Hersheypark has a good collection of 11 coasters, including one classic woodie, one of the most talked-about new coasters, and several other genres well-represented.
SkyRush – We are so glad we rode SkyRush. There has been a lot of controversy about this coaster since it opened in 2012. Most people think it’s a great coaster (and it’s currently ranked among the top 50 steel coasters in the world), but when it originally opened, the leg restraints were so tight that it was bruising people’s quadriceps and thighs, earning the coaster the nickname “Thigh Crush”. The manufacturers added more padding to the restraints, but people still complained. Joel and I took a chance and rode it. It’s a thrilling winged coaster with impressive dives and fun inversions. Most importantly, by following the following five tips, we had a pain-free ride:
- Sit in the middle two seats. The outer “wing seats” are supposedly more intense.
- Don’t pull the lap bar down too tightly when you first get on.
- Pull up on the side metal bars throughout the ride, pushing your butt down into the seat, preventing the lap bar from digging into your thighs.
- Keep your head back, since there are no shoulder restraints.
- Take everything out of your pockets, so the lap bar won’t press anything into your legs.
We experienced more vibration than we expected (Joel said it should be called “Massage Rush”), but overall, we loved it.
Fahrenheit – A blood-pumping coaster with a huge vertical climb, followed by a 97 degree drop. The rest of the ride was gravy. A highlight of the day.
Comet – A classic wooden coaster, built in 1946. Not very rough, and loads of fun. This was the only coaster on our entire trip that we rode three times.
Great Bear – An inverted roller coaster with multiple loops and corkscrews. I found it to be a similar experience to Dragon Challenge at Islands of Adventure in Florida. It started raining fairly hard right as we got on the ride, so it was not the ideal experience, but some say it their favorite coaster in the park.
Storm Runner – A medium-sized launch coaster, we liked both the launch and the inversions.

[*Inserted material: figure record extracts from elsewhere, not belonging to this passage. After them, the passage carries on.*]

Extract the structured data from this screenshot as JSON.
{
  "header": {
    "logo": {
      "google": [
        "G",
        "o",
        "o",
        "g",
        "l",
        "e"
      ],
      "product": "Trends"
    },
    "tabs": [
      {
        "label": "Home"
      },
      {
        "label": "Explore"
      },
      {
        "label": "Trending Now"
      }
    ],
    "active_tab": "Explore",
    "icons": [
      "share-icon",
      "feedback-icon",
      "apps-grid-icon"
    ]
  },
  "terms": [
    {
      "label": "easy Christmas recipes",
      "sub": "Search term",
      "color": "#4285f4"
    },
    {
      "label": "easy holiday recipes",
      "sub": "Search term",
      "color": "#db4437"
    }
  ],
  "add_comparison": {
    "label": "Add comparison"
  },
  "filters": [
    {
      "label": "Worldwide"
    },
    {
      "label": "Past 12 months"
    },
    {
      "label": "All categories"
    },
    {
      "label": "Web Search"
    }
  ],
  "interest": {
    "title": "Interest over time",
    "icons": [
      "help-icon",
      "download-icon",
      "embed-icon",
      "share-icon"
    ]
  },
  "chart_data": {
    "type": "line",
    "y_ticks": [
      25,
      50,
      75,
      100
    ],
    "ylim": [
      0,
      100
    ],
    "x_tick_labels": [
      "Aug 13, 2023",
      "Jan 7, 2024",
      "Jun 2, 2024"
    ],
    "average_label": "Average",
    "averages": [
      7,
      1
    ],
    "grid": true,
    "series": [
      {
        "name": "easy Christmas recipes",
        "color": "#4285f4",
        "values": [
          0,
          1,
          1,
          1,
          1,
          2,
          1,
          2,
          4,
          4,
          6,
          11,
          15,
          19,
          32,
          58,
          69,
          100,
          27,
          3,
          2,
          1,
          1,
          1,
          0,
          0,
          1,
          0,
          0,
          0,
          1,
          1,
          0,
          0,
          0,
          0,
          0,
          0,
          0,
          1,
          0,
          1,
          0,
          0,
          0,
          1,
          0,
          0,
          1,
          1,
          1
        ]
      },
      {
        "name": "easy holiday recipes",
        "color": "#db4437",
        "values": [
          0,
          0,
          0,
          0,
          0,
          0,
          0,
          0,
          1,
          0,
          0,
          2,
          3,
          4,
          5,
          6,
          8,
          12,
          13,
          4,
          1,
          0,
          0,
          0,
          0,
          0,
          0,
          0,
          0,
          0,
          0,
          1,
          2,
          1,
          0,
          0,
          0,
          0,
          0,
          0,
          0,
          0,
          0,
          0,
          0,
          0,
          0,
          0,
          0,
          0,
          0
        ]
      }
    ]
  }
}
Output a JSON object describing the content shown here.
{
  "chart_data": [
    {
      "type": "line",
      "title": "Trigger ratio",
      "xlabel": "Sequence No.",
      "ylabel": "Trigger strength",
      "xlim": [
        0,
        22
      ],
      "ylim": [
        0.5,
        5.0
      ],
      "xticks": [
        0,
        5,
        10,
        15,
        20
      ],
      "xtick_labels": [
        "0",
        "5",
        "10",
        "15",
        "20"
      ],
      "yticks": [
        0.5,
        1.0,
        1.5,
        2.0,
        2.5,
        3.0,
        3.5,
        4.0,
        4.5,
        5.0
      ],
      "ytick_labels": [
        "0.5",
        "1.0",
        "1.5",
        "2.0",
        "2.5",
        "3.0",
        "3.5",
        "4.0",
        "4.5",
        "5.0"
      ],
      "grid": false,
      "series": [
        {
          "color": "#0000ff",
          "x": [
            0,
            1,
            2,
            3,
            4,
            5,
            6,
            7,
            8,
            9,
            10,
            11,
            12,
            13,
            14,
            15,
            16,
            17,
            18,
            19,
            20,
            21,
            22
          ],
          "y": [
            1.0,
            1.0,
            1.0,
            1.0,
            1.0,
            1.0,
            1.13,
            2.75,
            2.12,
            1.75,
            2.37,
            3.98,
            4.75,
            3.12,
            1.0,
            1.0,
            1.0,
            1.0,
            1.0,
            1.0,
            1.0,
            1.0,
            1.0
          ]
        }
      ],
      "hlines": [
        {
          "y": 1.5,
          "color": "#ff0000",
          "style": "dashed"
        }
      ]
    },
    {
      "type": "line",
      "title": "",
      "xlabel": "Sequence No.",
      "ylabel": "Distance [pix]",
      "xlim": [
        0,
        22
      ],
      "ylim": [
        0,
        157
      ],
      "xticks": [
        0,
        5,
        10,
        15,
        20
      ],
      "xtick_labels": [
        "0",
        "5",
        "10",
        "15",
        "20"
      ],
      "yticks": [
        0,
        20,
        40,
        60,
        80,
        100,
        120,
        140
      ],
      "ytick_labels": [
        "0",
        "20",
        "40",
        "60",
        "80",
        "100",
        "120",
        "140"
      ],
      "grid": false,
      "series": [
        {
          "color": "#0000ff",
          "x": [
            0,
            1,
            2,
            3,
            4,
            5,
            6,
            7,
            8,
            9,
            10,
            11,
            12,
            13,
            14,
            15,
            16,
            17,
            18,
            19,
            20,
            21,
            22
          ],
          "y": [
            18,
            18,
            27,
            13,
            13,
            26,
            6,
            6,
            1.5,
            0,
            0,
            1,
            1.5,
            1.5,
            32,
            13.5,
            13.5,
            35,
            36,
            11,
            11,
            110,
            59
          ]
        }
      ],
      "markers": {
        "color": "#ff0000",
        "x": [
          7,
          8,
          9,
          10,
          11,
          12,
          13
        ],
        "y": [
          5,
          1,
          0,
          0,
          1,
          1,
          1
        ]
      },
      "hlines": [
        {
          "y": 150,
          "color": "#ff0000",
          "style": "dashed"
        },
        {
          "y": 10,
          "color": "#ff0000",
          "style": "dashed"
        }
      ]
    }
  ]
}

Reminded me a little of the new Sky Coaster at Kennywood, although Sky Coaster is more exciting and smoother. We generally try to sit in the front row for launch coasters, finding that it adds significantly to the thrill.
Lightning Racer (Thunder Track & Lightning Track) – Joel and I became fans of racing coasters on this trip. The two tracks on this wooden coaster are different and repeatedly diverge and converge, so each track is really like a different coaster. We won both times we rode it, which doubled our enjoyment of the ride.
Superdooperlooper – This coaster had the first full loop of any coaster on the east coast. It reminded me of The Revolution at Six Flags Magic Mountain, which opened around the same time. It still packs a punch, but is tamer than the newer “extreme” coasters in the park.
TrailBlazer – a family steel coaster, similar to mine train coasters you would find elsewhere. Good for those who don’t want inversions or high speeds.
Wild Mouse – A typical wild mouse roller coaster, but rougher than most of the others of this style that we rode on this trip. We would skip this one on a return trip.
Wildcat – A newer wooden coaster that is considered to be the roughest ride in the park (although new cars have supposedly made it better). It’s directly across from the Wild Mouse, hence the name. It was starting to drizzle as we were going to ride this, so we skipped it and ran over to SkyRush, which is the first coaster they close when it rains.
Boomerang Coaster – This Vekoma Boomerang coaster is virtually identical to others that we have ridden at Knott’s Berry Farm and elsewhere, so in the interest of riding everything else before the rain started, we skipped it. I’m also not really a fan of the Boomerang layout (three inversions, then running the entire coaster in reverse). I prefer going forward on my coasters.